What is account takeover?
Account takeover is a type of fraud that happens when a cyber criminal uses a set of compromised credentials (email + password) on an individual to takeover his or her online identity. In most cases of account takeover, the criminal uses the known credential to impersonate the individual to purchase goods from e commerce stores, wire money out of banks and online payment gateways, request money from friends and family, hijack crypto currency accounts, and in severe cases, obtain lines of credit.
If you’re reading this article, chances are someone hacked your accounts and gave you a very bad day or week, depending on the severity. The truth is, account takeover happens every second of every day on the internet, and you are not alone. I personally dealt with account takeover in May 2017 due to a lack of security at my mobile provider, T-mobile.T-mobile had a giant hole in their security which exposed a lot of records about their users and numerous customers including myself were severely impacted. It is now January 2018, and I am still dealing with the fallout of the breach in my personal life and my own business.
Why is account takeover on the rise?
As more people join new apps, websites, and services online – account takeover is increasingly becoming an exponential problem. So much of a problem, that several states as well as Congress have recently introduced legislation that fines businesses for waiting long periods of time to disclose known data breaches to the public. It took Uber a full year to disclose a breach of 57 million user credentials and during this time Uber’s customers repeatedly saw charges on their credit cards for rides in Europe and Russia.
So what do data breaches have to do with account takeover? Data breaches and exposed credentials are the primary cause of the exponential growth of account takeover. Cyber criminals essentially play the numbers game with account takeover. It is mathematically proven to be faster and more effective (time and money) for a cyber criminal to take a very large list of exposed credentials and drop them into software that can process 100,000 credentials per hour / per website rather than trying to hack 100,000 computers individually. To boil it down, account takeover costs a few hundred dollars to purchase these lists and only takes hours to implement the attack.
In 2017, exposed credentials from data breaches led to over $16 billion in damages in identity theft and account takeover fraud. A good majority of those damages affected working class people. Over the past 5 years, 100’s of major US corporations have been breached with combined total of over 3 billion records being exposed.

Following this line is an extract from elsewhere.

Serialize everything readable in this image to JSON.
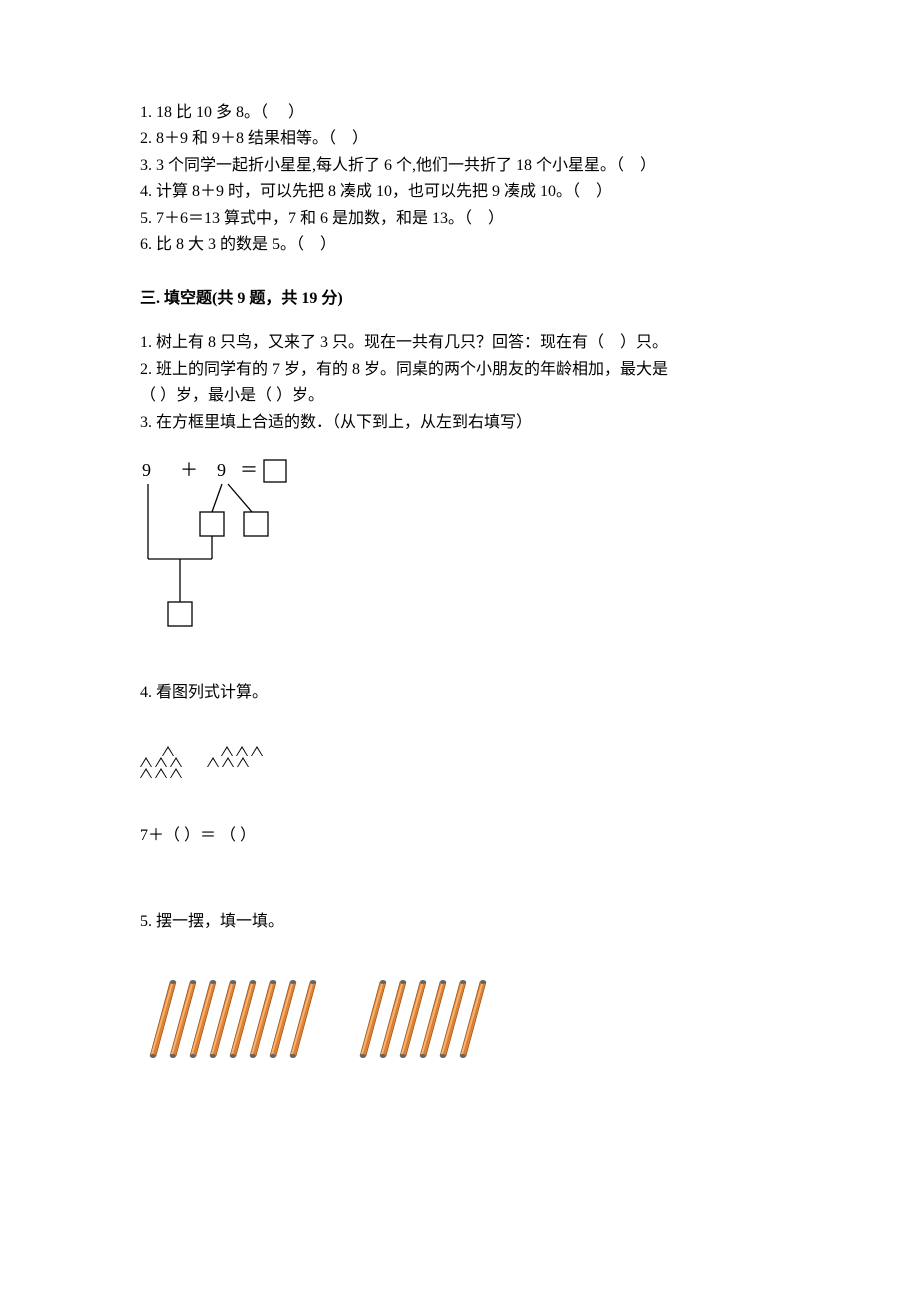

This cyber security epidemic leaves consumers exposed to fraud and puts long term business profitability at risk.
What can I do to protect myself against account takeover fraud?
Do not use recycle passwords and use a password keeper:
Reuse of passwords and bad password hygiene is another base tenant of why account takeover is so prevelant. People tend to use the same 5 passwords repeatedly and hackers know this. Your best bet is to use 1Password, Dashlane, or Lastpass. Generate new, strong passwords for every account and keep them in the password manager. Never reuse passwords.
Do not use SMS for 2 Factor authentication:
Use a pre-paid phone that is not attached to your real name for any service that uses SMS for 2FA by default. This is surprisingly a very large number of services and you can be easily targeted.
Protect online accounts where money can be transferred:
Use a pseudononymous email that does not have your name in the personal info for any financial accounts including: your online banking, Paypal, Stripe, Braintree, and Coinbase or digital exchanges. I use Fastmail for this and its only $80 for 3 years. That email should not be used anywhere else on the web when signing up for accounts, this is just used for financial accounts. Use MFA with U2F for backing up this account. Use strong U2F yubi keys — https://www.yubico.com/products/yubikey-hardware/compare-yubikeys/
Remove connected financial accounts from digital asset exchanges:
Remove your PayPal and bank accounts from any digital asset exchange or only connect them when you need to transfer assets. If you get hacked and the attackers get into your digital asset account with this configuration, they will drain all your assets. Since digital asset exchanges are not FDIC insured and there is no recourse with Bitcoin, ETH, Litecoin — you will lose everything.
Use U2F and Authentication apps where possible:
Multi-factor authentication is really your best bet to protect online accounts, however, if the attackers gain access to your mobile device they could wipe your authenticator app from your device. Also — not every online account provider offers these services.
Remove any personal information from social media:
Do not use your real name on Twitter, Facebook, or any social media. Remove your phone number, personal email, websites or businesses you’re involved with, and vanity URLs from these services. Set your privacy settings on Linkedin to the highest level and remove them from public searches. Remove your “awesome” selfies and anything that could physically identify you on the web (hackers and criminals will photoshop your pics and make ID’s with your name). Replace profile pics with pics of your mountains, cityscapes, etc. (Your friends still know who you are.)
Remove yourself, emails, and phones from business websites (or opt out):
Get your personal info off the internet.
Google yourself and scrub/delete personal info from non-essential accounts:
Seriously, get rid of info about yourself online and delete accounts with personal info attached.